Bunny smirked as she glanced sidelong at me and before I could get out a word edgewise, she said, “I would not worry too much, Mother. Trust me, Lady Stone has done her fair share of rutting.”
“That is neither here nor there, Bunny.” I topped off my protest with a punch in her arm, a semi-playful one but I didn’t pull it too much. I knew she could take it after all. “Let us focus on finding your missing mate.”
Bunny winced from the punch but laughed it off, rubbing her arm. “Yes, of course.” She turned her focus back to a confused-looking Mother. “I will take it as truth that marital issues have no place in this investigation. As you say, you have no idea as to why he left, what about my second question? Do you have any idea of where he intended to go?”

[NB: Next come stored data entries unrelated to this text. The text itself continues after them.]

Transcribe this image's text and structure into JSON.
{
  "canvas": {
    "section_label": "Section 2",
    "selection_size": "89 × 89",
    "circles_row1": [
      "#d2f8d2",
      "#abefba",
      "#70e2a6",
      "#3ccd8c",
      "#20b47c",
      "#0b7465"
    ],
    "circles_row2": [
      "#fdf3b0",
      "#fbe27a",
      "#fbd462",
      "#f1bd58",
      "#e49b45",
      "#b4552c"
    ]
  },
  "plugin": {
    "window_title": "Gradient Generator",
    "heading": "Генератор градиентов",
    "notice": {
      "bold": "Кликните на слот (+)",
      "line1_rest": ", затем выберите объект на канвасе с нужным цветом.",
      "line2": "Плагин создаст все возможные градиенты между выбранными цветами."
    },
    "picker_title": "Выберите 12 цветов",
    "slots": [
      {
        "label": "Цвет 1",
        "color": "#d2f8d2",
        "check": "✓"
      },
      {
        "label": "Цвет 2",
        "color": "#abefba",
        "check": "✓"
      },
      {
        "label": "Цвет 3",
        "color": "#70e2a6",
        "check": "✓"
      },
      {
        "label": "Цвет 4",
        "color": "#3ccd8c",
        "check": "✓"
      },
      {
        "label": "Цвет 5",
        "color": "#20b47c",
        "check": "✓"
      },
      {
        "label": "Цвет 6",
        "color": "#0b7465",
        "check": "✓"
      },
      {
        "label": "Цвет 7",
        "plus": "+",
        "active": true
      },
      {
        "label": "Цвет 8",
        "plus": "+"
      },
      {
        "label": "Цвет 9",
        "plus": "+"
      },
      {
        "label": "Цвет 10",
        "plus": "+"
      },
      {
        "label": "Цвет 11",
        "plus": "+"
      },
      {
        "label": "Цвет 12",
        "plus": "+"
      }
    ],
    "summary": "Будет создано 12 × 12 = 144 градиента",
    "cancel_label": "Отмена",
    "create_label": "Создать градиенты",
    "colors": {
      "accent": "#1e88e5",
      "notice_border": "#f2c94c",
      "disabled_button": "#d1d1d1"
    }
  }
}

Casting one last glance at me which I answered with a reassuring smile, the Garou Chien looked back to Bunny, her brow tightening in thought, no doubt complicated by the constant scamper of Corgis around the room. One of the younger ones, closer to an actual puppy than the others, was doing his or her level best to climb onto the couch with us. Sympathetic to the short-legged dog’s plight, I leaned over to help.
“As with why, he did not say where” – she paused for a beat – “but I know some things that might point you towards his scent.”
Without even thinking, I began scratching behind the ear of the Corgi in my lap. “That would be of great assistance, I am sure,” I smiled, figuring I should be a good cop. Well, maybe better cop would sound better. It’s not like Bunny was playing a bad cop, after all.
Mother nodded slowly. “He did not intend to go far, as he left in his natural shape. No automobile, no taxi, no Uber, not even other human conveniences. None of the people we know in this neighborhood have seen him and none of us, even Samson, the best of my litter in tracking, have found a scent of him beyond the yard.”